Yesus membawa perubahan baru dalam relasi-Nya terhadap para murid-Nya. Yesus mengubah pandangan relasi tuan dan hamba di antara guru dan murid yang berkembang saat itu. Ada kecenderungan guru selalu menekankan otoritasnya terhadap para murid, karena para murid dianggap sebagai orang yang tidak memiliki pengetahuan. Berbeda dari pemahaman umum itu, Yesus memaknai hubungan-Nya sebagai sahabat terhadap para murid-Nya. Hubungan itu didasarkan pada relasi yang terjadi dalam Allah Tritunggal, yaitu Bapa, Anak, dan Roh Kudus. Relasi Tritunggal yang Kudus itu berada dalam relasi dan hakikat yang setara. Atas dasar relasi hakikat Allah Tritunggal itu, Yesus memaknai relasi-Nya dengan para murid dalam relasi yang setara. Meskipun secara status dan hakikat Yesus tidak setera dengan pada murid-Nya. Namun, Yesus bersedia merendahkan diri dan menyamakan diri-Nya dengan para murid-Nya.
Apakah yang menyebabkan Yesus mengatakan, para murid-Nya sebagai sahabat? Dalam relasi-Nya dengan para murid-Nya, Yesus memberitahukan segala yang didengar-Nya dari Bapa kepada para murid-Nya. Itu mengindikasikan bahwa para murid ada di dalam Yesus, dan Yesus ada di dalam para murid. Yesus memberitahukan kepada para murid tentang rahasia (misteri) Allah. Pemberitahuan itu berkaitan dengan pengikut-sertaan para murid dalam misi Allah untuk memberitakan Kerajaan Allah ke seluruh dunia. Para murid diperlengkapi Yesus dengan berbagai kuasa dan karunia di dalam Roh Kudus untuk misi tersebut. Dengan demikian, Yesus memperlakukan para murid tidak sebagai hamba, melainkan sahabat yang menjadi mitra atau patner kerja Allah dalam melakukan misi Allah di dunia ini.

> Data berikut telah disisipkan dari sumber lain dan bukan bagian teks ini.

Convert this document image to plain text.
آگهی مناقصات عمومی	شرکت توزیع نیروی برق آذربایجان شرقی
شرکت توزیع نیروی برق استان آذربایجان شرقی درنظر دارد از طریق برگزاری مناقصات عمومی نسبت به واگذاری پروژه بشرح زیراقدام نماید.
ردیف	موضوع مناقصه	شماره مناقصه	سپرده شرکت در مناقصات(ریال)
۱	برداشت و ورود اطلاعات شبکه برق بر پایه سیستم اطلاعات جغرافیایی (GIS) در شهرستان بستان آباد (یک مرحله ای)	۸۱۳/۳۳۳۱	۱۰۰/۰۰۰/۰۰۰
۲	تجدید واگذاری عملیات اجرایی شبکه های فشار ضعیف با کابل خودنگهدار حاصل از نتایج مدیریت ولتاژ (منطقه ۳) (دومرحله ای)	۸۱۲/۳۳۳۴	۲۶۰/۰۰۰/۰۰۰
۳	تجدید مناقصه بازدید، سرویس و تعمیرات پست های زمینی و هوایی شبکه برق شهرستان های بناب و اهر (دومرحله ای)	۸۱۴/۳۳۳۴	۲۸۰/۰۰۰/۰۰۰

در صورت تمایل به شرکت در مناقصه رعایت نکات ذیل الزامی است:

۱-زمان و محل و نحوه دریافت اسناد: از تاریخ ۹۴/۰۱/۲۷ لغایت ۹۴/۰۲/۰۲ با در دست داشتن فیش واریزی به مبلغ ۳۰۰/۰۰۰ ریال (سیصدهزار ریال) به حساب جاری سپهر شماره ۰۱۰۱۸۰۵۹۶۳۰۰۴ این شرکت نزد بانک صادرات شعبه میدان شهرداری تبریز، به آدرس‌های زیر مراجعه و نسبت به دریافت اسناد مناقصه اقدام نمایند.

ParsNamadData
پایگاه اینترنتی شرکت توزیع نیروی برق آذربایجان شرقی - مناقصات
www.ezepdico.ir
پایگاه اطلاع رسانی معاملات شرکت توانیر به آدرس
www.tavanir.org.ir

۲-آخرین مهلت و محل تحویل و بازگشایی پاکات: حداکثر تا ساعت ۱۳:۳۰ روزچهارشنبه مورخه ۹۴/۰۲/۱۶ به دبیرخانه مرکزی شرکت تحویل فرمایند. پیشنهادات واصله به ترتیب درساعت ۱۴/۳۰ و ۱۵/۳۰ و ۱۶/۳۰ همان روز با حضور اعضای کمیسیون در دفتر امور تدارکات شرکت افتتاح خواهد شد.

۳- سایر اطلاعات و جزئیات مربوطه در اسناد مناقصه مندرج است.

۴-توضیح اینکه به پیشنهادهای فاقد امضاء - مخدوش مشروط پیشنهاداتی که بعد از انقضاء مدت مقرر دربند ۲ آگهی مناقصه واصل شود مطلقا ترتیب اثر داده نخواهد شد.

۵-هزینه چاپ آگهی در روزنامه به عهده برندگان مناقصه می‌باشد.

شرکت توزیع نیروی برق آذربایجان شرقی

Saudara/i yang diberikati oleh Yesus Kristus, oleh karena itu, status para murid sebagai sahabat itu berangkat dari anugerah Allah di dalam Yesus yang memberi ruang kepada para murid-Nya. Menjadi sahabat Yesus tidak didasarkan pada keinginan orang-orang tertentu yang ingin menjadi sahabat Yesus, melainkan pada kehendak Allah sendiri. Di dalam Yesus, Allah telah mengangkat orang-orang yang dikasihi-Nya sebagai sahabat. Sahabat adalah orang yang selalu berada di sisi kita, pada saat orang lain meninggalkan kita. Sahabat adalah orang yang mau menderita bersama dengan kita dalam mencapai tujuan dan cita-cita bersama. Sahabat adalah orang yang mau berkorban di tengah-tengah penderitaan kita, meskipun kita telah melakukan kesalahan. Dia tidak menyetujui kejahatan dan kesalahan yang kita perbuat, namun Dia tidak meninggalkan kita. Sebaliknya, di tengah keterpurukan akibat kejahatan yang kita lakukan, seorang sahabat selalu ada untuk menyadarkan dan mengingatkan kita agar kita tidak jatuh semakin dalam di tengah-tengah keterpurukan itu.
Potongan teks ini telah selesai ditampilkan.